Add a new dataset and collection
The following instructions are for when adding an entirely new dataset to the platform which does not have a corresponding collection configuration.
If you’re adding a new dataset to an existing collection you can follow the same process, but ignore step 2.
1. Ensure the collection is noted in the dataset specification
Skipping this step won’t result in any specific errors but is strongly recommended to ensure that the list of collections in the specification is up to date.
Go to https://github.com/digital-land/specification/tree/main/content/dataset and check if there is a .md file for your new dataset
E.g., if you plan to add a dataset named article-4-direction you want to check that https://github.com/digital-land/specification/tree/main/content/dataset/article-4-direction.md exists. That’s all!
If it doesn’t exist, raise this issue with the Data Design team and they should be able to set it up.
2. Create Collection and Pipeline config in the config repo
The config repo contains collection and pipeline folders for each unique collection held within the pipeline. In this case, there won’t be one for the new collection.

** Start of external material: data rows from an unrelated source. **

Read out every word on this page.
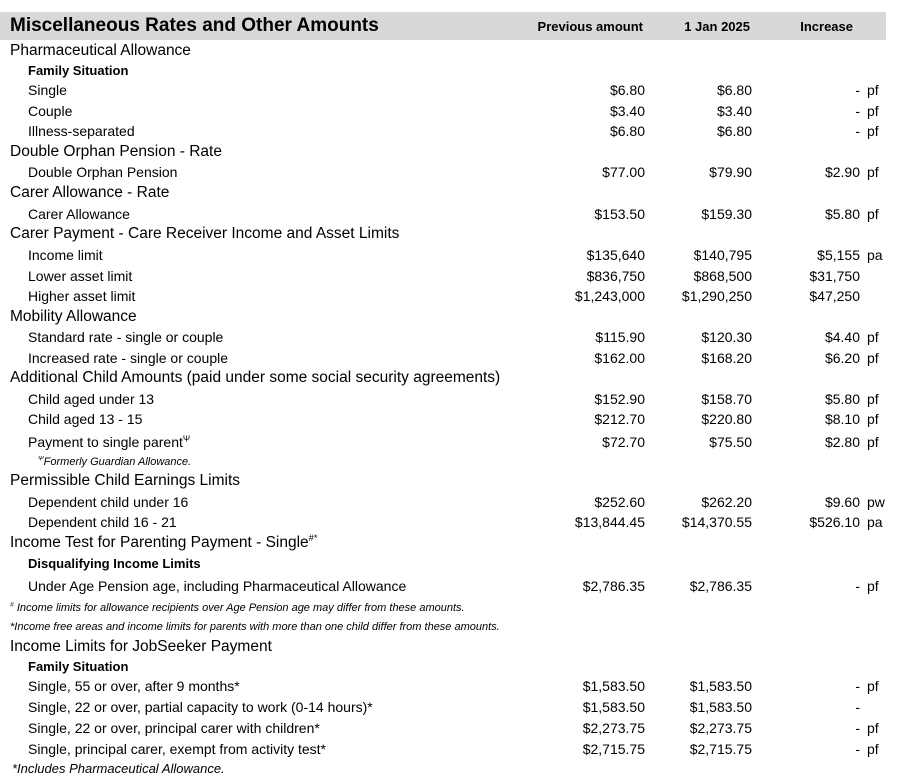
Miscellaneous Rates and Other Amounts	Previous amount	1 Jan 2025	Increase
Pharmaceutical Allowance
Family Situation
Single	$6.80	$6.80	- pf
Couple	$3.40	$3.40	- pf
Illness-separated	$6.80	$6.80	- pf
Double Orphan Pension - Rate
Double Orphan Pension	$77.00	$79.90	$2.90 pf
Carer Allowance - Rate
Carer Allowance	$153.50	$159.30	$5.80 pf
Carer Payment - Care Receiver Income and Asset Limits
Income limit	$135,640	$140,795	$5,155 pa
Lower asset limit	$836,750	$868,500	$31,750
Higher asset limit	$1,243,000	$1,290,250	$47,250
Mobility Allowance
Standard rate - single or couple	$115.90	$120.30	$4.40 pf
Increased rate - single or couple	$162.00	$168.20	$6.20 pf
Additional Child Amounts (paid under some social security agreements)
Child aged under 13	$152.90	$158.70	$5.80 pf
Child aged 13 - 15	$212.70	$220.80	$8.10 pf
Payment to single parent$^\Psi$	$72.70	$75.50	$2.80 pf
$^\Psi$Formerly Guardian Allowance.
Permissible Child Earnings Limits
Dependent child under 16	$252.60	$262.20	$9.60 pw
Dependent child 16 - 21	$13,844.45	$14,370.55	$526.10 pa
Income Test for Parenting Payment - Single#*
Disqualifying Income Limits
Under Age Pension age, including Pharmaceutical Allowance	$2,786.35	$2,786.35	- pf
# Income limits for allowance recipients over Age Pension age may differ from these amounts.
*Income free areas and income limits for parents with more than one child differ from these amounts.
Income Limits for JobSeeker Payment
Family Situation
Single, 55 or over, after 9 months*	$1,583.50	$1,583.50	- pf
Single, 22 or over, partial capacity to work (0-14 hours)*	$1,583.50	$1,583.50	-
Single, 22 or over, principal carer with children*	$2,273.75	$2,273.75	- pf
Single, principal carer, exempt from activity test*	$2,715.75	$2,715.75	- pf
*Includes Pharmaceutical Allowance.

You’ll need to create new folders ( collection and pipeline) and the required files within those folders for the collection that needs to be created. There is a really handy script for this step, simply run create_collection.py like so:
python create_collection.py [DATASET NAME] E.g., python create_collection.py article-4-direction
Check that this has created the following files and that only the headers are in them:
- collection
- endpoint.csv
- source.csv
- old-resource.csv
- pipeline
- column.csv
- combine.csv
- concat.csv
- convert.csv
- default-value.csv
- default.csv
- expect.csv
- filter.csv
- lookup.csv
- old-entity.csv
- patch.csv
- skip.csv
- transform.csv
3. Update Specification & Provision Rule
Once you are ready to add the data, make the following changes in the update the collection name for the dataset in the specification repository.

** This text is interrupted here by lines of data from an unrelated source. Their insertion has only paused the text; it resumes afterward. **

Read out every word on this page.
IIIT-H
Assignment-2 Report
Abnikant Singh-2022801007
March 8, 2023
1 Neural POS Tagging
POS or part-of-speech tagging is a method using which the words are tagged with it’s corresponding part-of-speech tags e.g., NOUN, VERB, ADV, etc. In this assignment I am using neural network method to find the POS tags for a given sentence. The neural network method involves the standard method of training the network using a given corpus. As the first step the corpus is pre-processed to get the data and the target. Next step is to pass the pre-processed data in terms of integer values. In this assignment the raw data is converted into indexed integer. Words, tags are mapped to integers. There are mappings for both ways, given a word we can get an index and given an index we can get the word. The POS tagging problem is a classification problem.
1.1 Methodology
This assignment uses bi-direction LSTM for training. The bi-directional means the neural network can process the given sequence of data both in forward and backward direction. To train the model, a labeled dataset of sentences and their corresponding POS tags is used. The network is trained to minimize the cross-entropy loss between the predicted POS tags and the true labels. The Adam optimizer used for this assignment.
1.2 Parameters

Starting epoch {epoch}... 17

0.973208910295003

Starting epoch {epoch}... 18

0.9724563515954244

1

- Navigate to specification -> content -> dataset, locate the .md file corresponding to the dataset being added, and insert the relevant collection name. This step ensures that the DAG for this collection is created in Airflow.

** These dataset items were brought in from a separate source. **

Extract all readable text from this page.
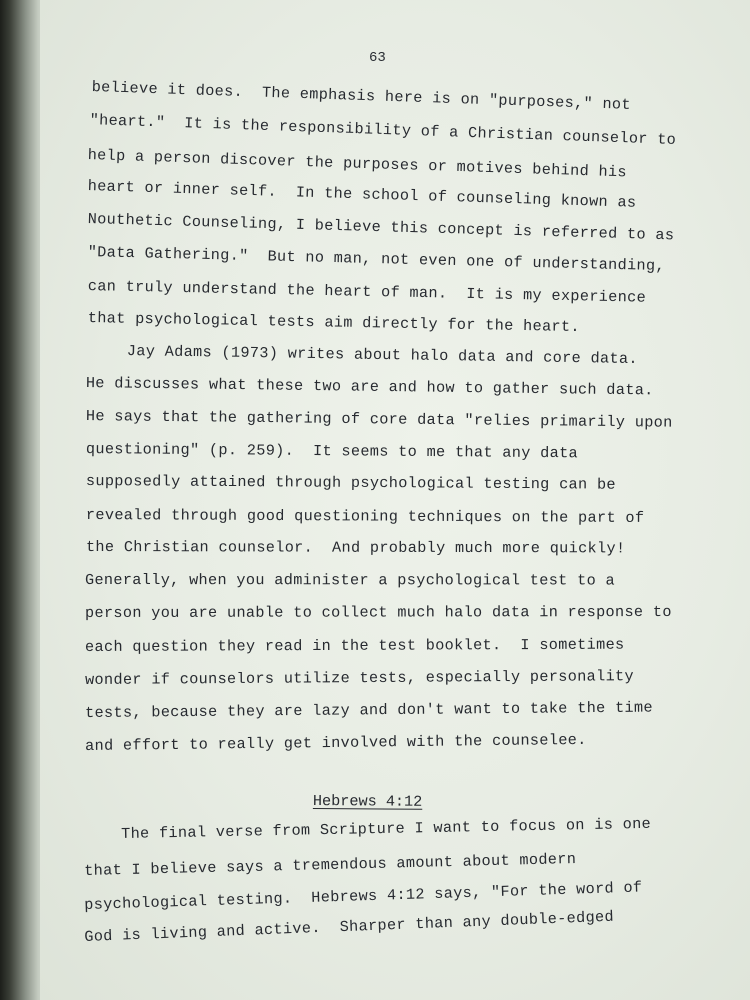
63
believe it does.  The emphasis here is on "purposes," not
"heart."  It is the responsibility of a Christian counselor to
help a person discover the purposes or motives behind his
heart or inner self.  In the school of counseling known as
Nouthetic Counseling, I believe this concept is referred to as
"Data Gathering."  But no man, not even one of understanding,
can truly understand the heart of man.  It is my experience
that psychological tests aim directly for the heart.
Jay Adams (1973) writes about halo data and core data.
He discusses what these two are and how to gather such data.
He says that the gathering of core data "relies primarily upon
questioning" (p. 259).  It seems to me that any data
supposedly attained through psychological testing can be
revealed through good questioning techniques on the part of
the Christian counselor.  And probably much more quickly!
Generally, when you administer a psychological test to a
person you are unable to collect much halo data in response to
each question they read in the test booklet.  I sometimes
wonder if counselors utilize tests, especially personality
tests, because they are lazy and don't want to take the time
and effort to really get involved with the counselee.
Hebrews 4:12
The final verse from Scripture I want to focus on is one
that I believe says a tremendous amount about modern
psychological testing.  Hebrews 4:12 says, "For the word of
God is living and active.  Sharper than any double-edged
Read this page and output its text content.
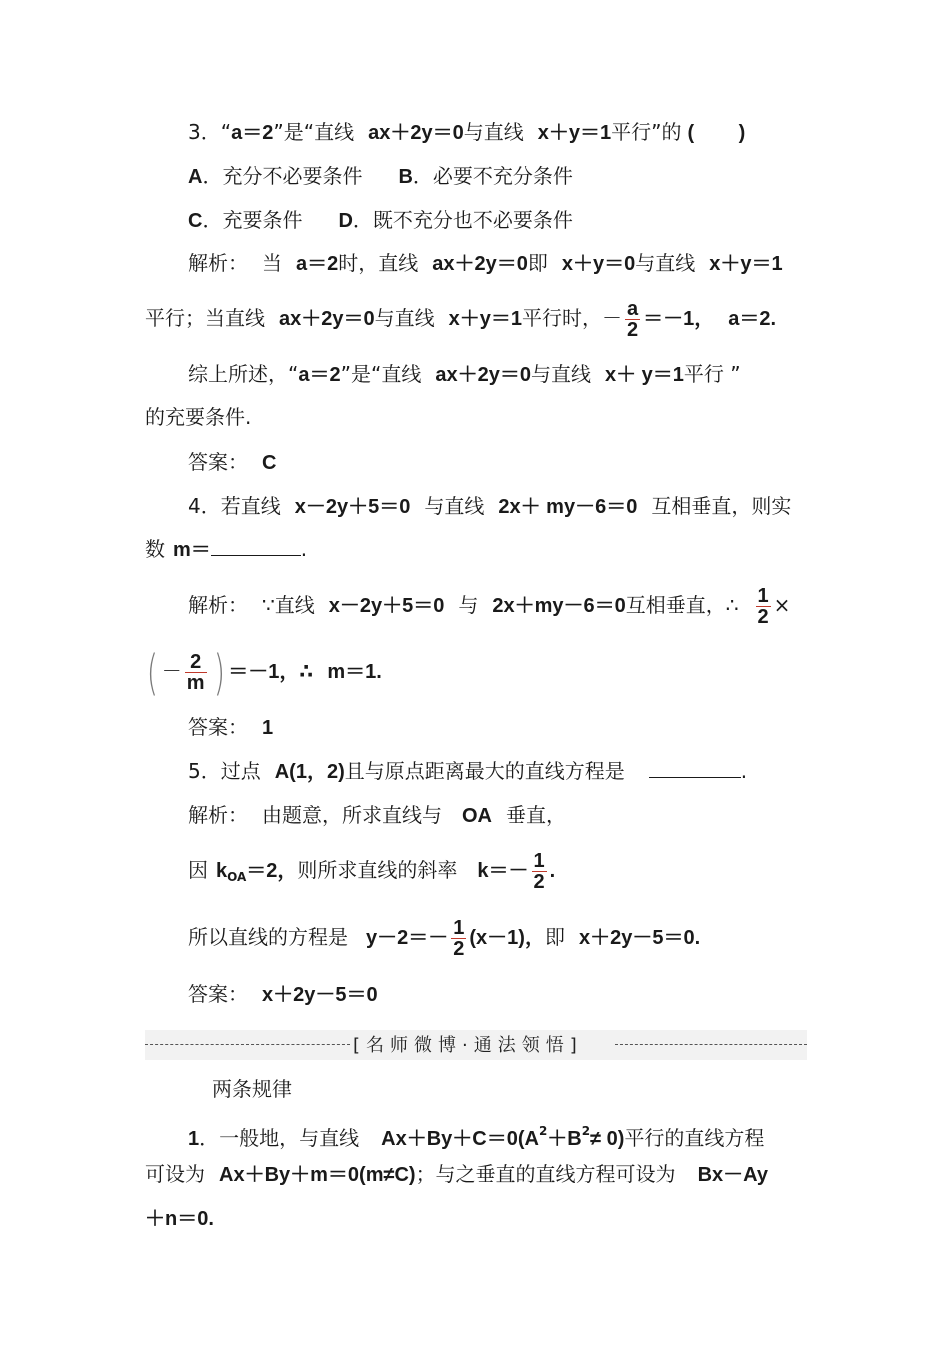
3．“a＝2”是“直线 ax＋2y＝0与直线 x＋y＝1平行”的 (        )
A．充分不必要条件 B．必要不充分条件
C．充要条件 D．既不充分也不必要条件
解析： 当 a＝2时，直线 ax＋2y＝0即 x＋y＝0与直线 x＋y＝1
平行；当直线 ax＋2y＝0与直线 x＋y＝1平行时，－ $\frac{a}{2} =-1$， a＝2.
综上所述，“a＝2”是“直线 ax＋2y＝0与直线 x＋ y＝1平行 ”
的充要条件.
答案： C
4．若直线 x－2y＋5＝0 与直线 2x＋ my－6＝0 互相垂直，则实
数 m＝	.
解析： ∵直线 x－2y＋5＝0 与 2x＋my－6＝0互相垂直，∴ $\frac{1}{2}$ ×
( － $\frac{2}{m}$ ) ＝－1，∴ m＝1.
答案： 1
5．过点 A(1，2)且与原点距离最大的直线方程是	.
解析： 由题意，所求直线与 OA 垂直，
因 $k_{OA}=2$，则所求直线的斜率 $k=- \frac{1}{2}$ .
所以直线的方程是 $y-2=- \frac{1}{2} (x-1)$，即 x＋2y－5＝0.
答案： x＋2y－5＝0
[名师微博·通法领悟]
两条规律
1．一般地，与直线 $Ax+By+C=0(A^2+B^2\ne 0)$平行的直线方程
可设为 Ax＋By＋m＝0(m≠C)；与之垂直的直线方程可设为 Bx－Ay
＋n＝0.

- Navigate to the provision-rule.csv and create a rule for the new dataset and any organisations that may provide this data. If you are unsure on what fields to add to the provision-rule, please speak with the Data Manager.
4. Add endpoint(s) for the new dataset (optionally mapping and default values)
In case a column-field mapping was provided, you’ll need to add the mapping to column.csv. Make sure to map to the correct data, we want to map some column to its equivalent field e.g the dataset might have a different name for the reference so we need to map this to our reference field.
In case there is a defaultValue given for a field in the schema, we want to add this to the default-value.csv.
Follow steps 3 and 4 in ‘Adding an Endpoint’ for instructions on adding mapping and default values.
Next, you can just proceed to add an endpoint via the add-data tool or Manage Service.
Note: If the dataset being added is a spatial dataset (i.e., it contains geometry), a column mapping must be included to map WKT to geometry. Without this mapping, the dataset will not have any geometry.
5. Check in Airflow
When the collection is added to the specification, this should automatically create a new DAG in all Airflow environments. Firstly, check the collection has been created and looks correct.
Verify new collection present
If the collection is present, you should be able to execute it and view details of the last execution, e.g.

You should be able to verify that the collection is included in the trigger-collection-dags-manual DAG, e.g.

If the collection is selected for schedule, then it should also be present within the trigger-collection-dags-scheduled DAG, e.g.

First, execute the collection in the Airflow development environment to identify any potential issues early. This helps prevent failures when deploying to production.
If the run was successful, there will be a green box next to the newly run workflow. If it was unsuccessful, check the logs to find out what the issue was or reach out to the infrastructure team for assistance.
Next, execute the collection in the Airflow staging environment. If the run is successful, share the Planning Data staging URL with Data Design team for review.
The collection will execute in production during the overnight run. If you don’t want the collection to run in production for any reason, disable the DAG for it in the Airflow production environment.
Re-publish DAGs
-
It’s highly unlikely, but if you have any DAG configuration changes to make within the airflow-dags repo, raise your changes as a pull request. Seek approval and have it merged.
-
When you’re ready to publish DAGs to AWS, run the GitHub Action to publish DAGs. After the GitHub Action has run, you’ll be able to verify the collection is present via the Airflow UI.
Tip: If, despite all this, the collection does not appear on datasette, try running the workflow again, or wait until the next cycle of digital-land-builder has run.